In this run, it had to build a Docker container, which took 31 seconds, and these 31 seconds blocked the start of even the first step (checking out the repository).

Yuck, this is definitely sub-optimal. I think that even if we're 31 seconds slower than otherwise, users are probably still seeing the content faster than the would without this patch, since Cloudflare's own caches likely have a TTL which is longer than 31 seconds.

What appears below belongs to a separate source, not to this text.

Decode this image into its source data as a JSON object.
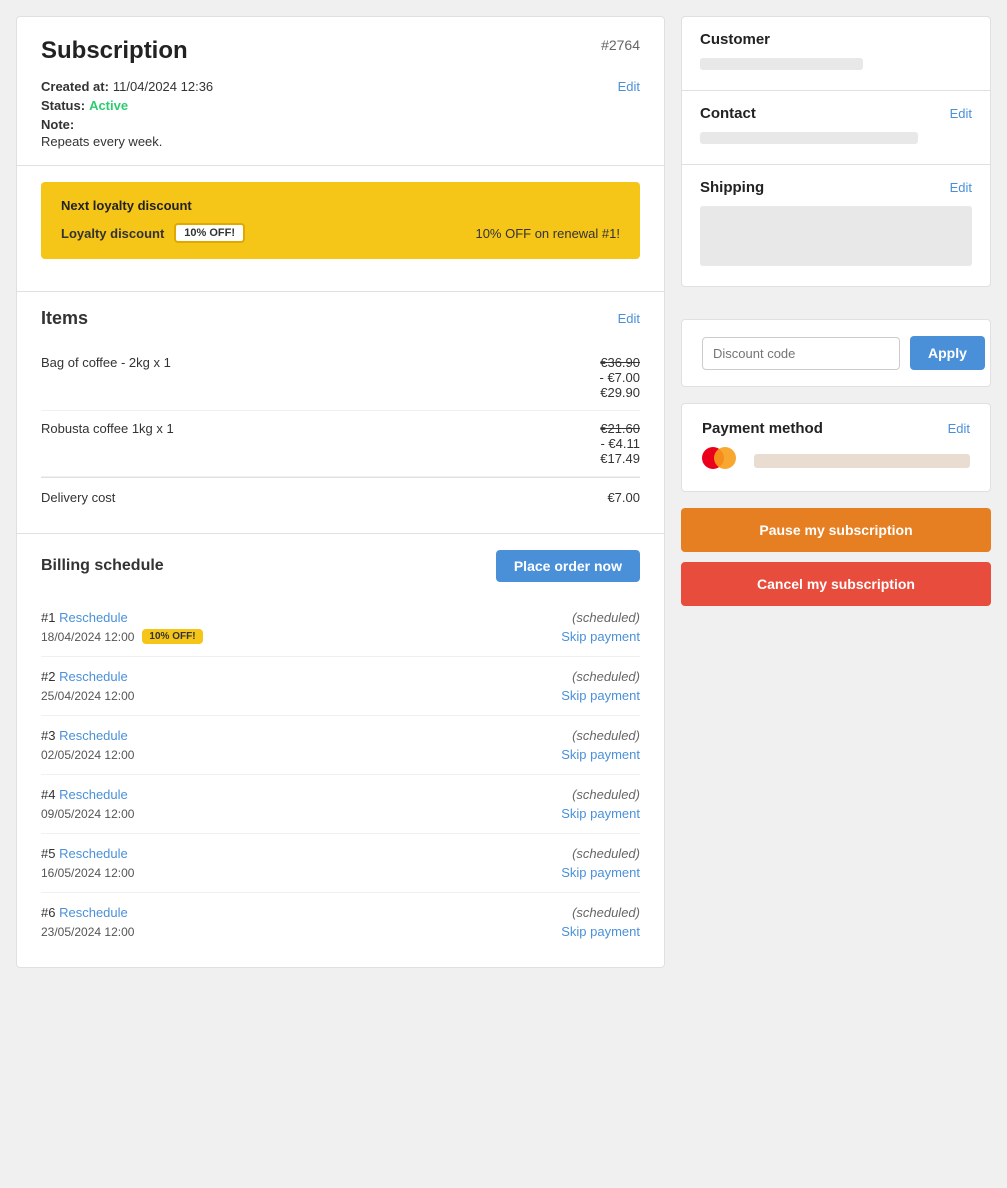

But I dislike the idea that we're spending that much CPU time to build a Docker container which could be replaced with a simple cURL invocation. So I opened up #1896, which should implement your helpful suggestion. Thank you! 🙇‍♂️

ttaylorr added a commit that referenced this pull request Oct 4, 2024
As pointed out in [1], using the cloudflare-purge-action incurs a ~31
second penalty at the start of the "deploy" action, where time is spent
building a Docker container to run the action.

This is unnecessary, since Cloudflare has a straightforward REST API
that we can use cURL to communicate with directly, without the extra
start-up cost.

Let's do that instead, and move this to run in the
deploy-to-github-pages action, which is run from multiple entry points,
all of which will want to purge the Cloudflare caches upon deployment.

[1]: #1893 (comment)

Signed-off-by: Taylor Blau <me@ttaylorr.com>
ttaylorr added a commit that referenced this pull request Oct 4, 2024
As pointed out in [1], using the cloudflare-purge-action incurs a ~31
second penalty at the start of the "deploy" action, where time is spent
building a Docker container to run the action.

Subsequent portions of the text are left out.